今日紹介する上海第二軍医大学からの論文はTer119を発現するこれまで見つかってこなかった血液細胞系列を発見しTer細胞と名付け、そのガン細胞の増殖に関わる機能を明らかにした論文で4月19日号のCellに掲載され、懐かしいので取り上げることにした。タイトルは「 Tumor-induced generation of spleenic erythroblast like Ter cells promotes tumor progression(ガンにより脾臓で誘導される赤芽球様のTer細胞はガンの進展を促進する)」だ。

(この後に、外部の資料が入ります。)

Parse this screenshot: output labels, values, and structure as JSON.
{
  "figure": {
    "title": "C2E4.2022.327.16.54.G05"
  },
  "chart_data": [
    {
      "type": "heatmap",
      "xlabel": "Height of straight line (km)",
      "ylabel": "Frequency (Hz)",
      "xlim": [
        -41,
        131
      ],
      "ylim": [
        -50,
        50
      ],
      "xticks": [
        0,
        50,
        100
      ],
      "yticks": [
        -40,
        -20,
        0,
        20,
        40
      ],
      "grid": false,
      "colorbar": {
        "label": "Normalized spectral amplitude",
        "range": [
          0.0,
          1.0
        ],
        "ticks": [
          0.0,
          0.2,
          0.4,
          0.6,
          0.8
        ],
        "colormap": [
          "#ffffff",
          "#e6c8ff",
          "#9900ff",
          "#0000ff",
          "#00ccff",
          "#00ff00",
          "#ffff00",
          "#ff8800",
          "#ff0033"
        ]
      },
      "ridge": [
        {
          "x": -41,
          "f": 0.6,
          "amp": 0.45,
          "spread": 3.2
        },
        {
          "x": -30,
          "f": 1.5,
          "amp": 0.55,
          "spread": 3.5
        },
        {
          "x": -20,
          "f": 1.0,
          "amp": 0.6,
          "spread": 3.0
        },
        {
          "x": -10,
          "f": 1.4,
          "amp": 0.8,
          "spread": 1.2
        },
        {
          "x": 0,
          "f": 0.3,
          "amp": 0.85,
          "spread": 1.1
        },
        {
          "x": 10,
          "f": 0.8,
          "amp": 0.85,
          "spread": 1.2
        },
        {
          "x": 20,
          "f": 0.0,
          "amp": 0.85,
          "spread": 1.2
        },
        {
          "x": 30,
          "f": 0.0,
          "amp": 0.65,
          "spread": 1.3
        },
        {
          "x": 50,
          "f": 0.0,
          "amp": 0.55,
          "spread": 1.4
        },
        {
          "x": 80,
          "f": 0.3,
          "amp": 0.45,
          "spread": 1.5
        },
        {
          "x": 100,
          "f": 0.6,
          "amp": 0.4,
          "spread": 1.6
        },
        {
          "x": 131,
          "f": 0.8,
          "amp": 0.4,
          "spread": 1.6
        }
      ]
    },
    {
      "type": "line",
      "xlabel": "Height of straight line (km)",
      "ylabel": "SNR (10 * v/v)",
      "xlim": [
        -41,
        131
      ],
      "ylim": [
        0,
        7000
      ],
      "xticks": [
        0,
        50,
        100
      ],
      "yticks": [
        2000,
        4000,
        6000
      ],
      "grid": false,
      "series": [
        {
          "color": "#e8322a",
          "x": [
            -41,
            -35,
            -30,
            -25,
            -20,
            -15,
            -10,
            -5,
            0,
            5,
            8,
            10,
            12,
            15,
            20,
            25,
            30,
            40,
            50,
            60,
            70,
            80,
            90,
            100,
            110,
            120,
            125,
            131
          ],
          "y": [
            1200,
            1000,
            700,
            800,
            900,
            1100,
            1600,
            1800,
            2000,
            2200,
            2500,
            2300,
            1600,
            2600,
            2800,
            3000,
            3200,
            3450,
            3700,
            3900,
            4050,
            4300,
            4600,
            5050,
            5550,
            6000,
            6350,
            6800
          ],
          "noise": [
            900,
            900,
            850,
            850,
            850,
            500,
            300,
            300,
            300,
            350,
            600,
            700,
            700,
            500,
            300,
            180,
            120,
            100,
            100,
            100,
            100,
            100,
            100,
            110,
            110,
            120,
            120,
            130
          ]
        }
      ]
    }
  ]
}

この研究では、肝臓ガン細胞を移植したマウス特異的に脾臓で誘導される細胞を探索し、Ter119陽性だが、血液細胞マーカーCD45陰性細胞がガンの増大とともに誘導されることを発見する。この細胞はCD71抗原も発現していることから未分化な段階の赤血球系細胞で、同じ細胞は胎児肝臓細胞でも見られ、遺伝子発現から巨核球と赤血球に分化する細胞から誘導されたと考えられる。
この細胞は癌の種類は問わないが、ガンにより分泌されるTGFβにより赤血球分化が促進することで誘導される。そこで、ガンの進展に対するTer細胞の関わりを検討し、Ter細胞が神経増殖因子の一つArteminを分泌し、この血中濃度が高いとガンがより悪性化することを明らかにしている。すなわち、ガンが大きくなり、TGFβが誘導されると、脾臓の赤血球増殖が高まり、その結果Ter細胞が誘導され、これがArteminを分泌してガンの増殖を高めるという、一種の悪性のサーキットができることになる。
さらにArteminがその受容体を介してガン細胞の細胞死を防ぐ経路も明らかにした後、マウスモデルでArtemin注射によりガンの進行が早まること、逆にArteminに対する抗体を注射することでガンの進行を遅らせることを明らかにしている。
話はこれだけで、不思議な細胞がいるという意味で面白いが、通常ガンが大きくなると造血は抑えられるし、治療によっても貧血になることを考えると、この経路が本当に長いガンの経過で常に働き続けるのかどうかは疑問に思う。その意味では、まだまだキワモノの域を出ないと思うが、Ter細胞が存在することは間違いなさそうで、喜納君も喜んでいるだろう。